In October 2019, the Company consummated the purchase of 150 MW of owned capacity in Henvey Inlet, a 300 MW Pattern Energy Group LP project located in Henvey Inlet First Nation Reserve No. 2 Lands, Ontario, Canada. Following purchase price adjustments to be made at term conversion, the estimated economic cost to the Company will be approximately $193 million.
In October 2019, the Company consummated an earnout acquisition agreement with Pattern Energy Group LP to acquire 100% of Pattern Energy Group LP's earnout rights in certain transmission and wind projects under development, which represent 25% of the profits interest in such projects, for a purchase price of $10 million.
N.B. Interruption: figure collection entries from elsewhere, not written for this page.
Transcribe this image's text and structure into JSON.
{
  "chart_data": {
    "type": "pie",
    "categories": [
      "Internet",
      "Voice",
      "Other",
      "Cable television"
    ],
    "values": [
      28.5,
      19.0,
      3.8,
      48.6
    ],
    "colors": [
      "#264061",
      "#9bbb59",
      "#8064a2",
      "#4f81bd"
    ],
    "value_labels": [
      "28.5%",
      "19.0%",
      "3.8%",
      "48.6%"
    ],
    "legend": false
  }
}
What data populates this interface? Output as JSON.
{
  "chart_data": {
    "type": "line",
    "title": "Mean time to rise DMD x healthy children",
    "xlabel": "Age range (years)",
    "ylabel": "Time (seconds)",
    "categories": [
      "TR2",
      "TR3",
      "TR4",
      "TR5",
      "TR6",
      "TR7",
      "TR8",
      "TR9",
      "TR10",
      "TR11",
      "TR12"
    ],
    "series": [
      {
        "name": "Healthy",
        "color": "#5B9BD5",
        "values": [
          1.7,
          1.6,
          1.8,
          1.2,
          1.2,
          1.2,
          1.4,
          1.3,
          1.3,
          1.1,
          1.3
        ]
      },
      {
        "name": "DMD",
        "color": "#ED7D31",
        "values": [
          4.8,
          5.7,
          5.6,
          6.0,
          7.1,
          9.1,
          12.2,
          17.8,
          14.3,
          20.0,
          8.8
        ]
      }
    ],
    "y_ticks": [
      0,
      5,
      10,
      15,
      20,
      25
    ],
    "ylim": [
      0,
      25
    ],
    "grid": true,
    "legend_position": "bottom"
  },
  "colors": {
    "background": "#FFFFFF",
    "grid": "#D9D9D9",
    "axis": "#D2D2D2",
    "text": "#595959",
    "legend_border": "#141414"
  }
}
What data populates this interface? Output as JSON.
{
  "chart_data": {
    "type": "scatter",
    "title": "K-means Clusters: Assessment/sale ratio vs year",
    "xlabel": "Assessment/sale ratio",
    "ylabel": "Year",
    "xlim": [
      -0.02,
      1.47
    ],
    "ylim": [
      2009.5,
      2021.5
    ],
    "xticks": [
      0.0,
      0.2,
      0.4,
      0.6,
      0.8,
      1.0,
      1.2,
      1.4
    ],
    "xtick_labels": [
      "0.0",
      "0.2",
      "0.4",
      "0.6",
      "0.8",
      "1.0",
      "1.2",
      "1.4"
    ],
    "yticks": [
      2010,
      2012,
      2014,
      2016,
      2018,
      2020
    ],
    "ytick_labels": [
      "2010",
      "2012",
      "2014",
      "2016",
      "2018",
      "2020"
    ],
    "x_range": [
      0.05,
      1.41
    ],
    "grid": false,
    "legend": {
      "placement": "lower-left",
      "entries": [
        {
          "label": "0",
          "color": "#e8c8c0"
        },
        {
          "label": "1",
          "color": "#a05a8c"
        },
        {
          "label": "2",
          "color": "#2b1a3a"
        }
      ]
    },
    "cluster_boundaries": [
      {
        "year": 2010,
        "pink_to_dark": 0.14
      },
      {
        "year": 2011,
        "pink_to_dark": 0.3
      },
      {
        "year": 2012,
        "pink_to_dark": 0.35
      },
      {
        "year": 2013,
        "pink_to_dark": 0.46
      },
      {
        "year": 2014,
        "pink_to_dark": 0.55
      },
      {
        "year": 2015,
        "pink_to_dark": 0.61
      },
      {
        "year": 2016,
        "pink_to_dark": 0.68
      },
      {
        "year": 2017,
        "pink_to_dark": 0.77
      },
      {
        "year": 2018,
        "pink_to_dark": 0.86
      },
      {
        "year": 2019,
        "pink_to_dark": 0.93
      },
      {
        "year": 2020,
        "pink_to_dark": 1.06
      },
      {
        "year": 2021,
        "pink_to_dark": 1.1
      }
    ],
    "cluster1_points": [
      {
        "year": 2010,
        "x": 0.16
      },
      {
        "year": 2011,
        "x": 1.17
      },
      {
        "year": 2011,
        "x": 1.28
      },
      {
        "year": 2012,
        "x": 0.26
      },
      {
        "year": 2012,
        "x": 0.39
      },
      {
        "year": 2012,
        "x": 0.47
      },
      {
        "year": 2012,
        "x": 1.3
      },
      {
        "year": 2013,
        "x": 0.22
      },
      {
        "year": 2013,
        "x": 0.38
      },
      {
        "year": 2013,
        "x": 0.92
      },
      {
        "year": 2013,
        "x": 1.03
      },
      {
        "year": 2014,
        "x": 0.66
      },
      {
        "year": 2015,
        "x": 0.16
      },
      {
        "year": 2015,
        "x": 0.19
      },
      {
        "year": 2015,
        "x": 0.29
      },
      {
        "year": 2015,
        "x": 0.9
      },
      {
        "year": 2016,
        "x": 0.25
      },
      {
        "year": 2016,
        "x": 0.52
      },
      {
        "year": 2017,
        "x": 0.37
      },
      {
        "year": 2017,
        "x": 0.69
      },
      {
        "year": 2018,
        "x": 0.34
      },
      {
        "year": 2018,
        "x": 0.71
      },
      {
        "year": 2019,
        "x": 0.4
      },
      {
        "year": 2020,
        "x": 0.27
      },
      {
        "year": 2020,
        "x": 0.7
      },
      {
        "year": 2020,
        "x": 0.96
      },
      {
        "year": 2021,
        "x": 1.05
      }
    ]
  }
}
In October 2019, the Company issued 10.4 million shares of Series A Perpetual Preferred Stock with a par value of $260 million at a 1.5% discount (Preferred Shares). The Preferred Shares are entitled to receive, when declared by the board of directors, cumulative cash dividends at an initial annual rate of 5.625%, based on the $25.00 per share liquidation preference. The annual
dividend rate shall increase by 0.5% every year starting on the third anniversary of issuance date to a maximum of four escalations, or 7.625%. The Preferred Shares are entitled to receive 12.6% of any cash distributions, including the return of capital, made by Pattern Development to the Company or any of its subsidiaries not to exceed $3.25 per Preferred Share. The Company received net proceeds of $256 million which it used to fund the acquisition of Henvey Inlet, partially repay borrowings under the revolving credit facility and pay related expenses and fees.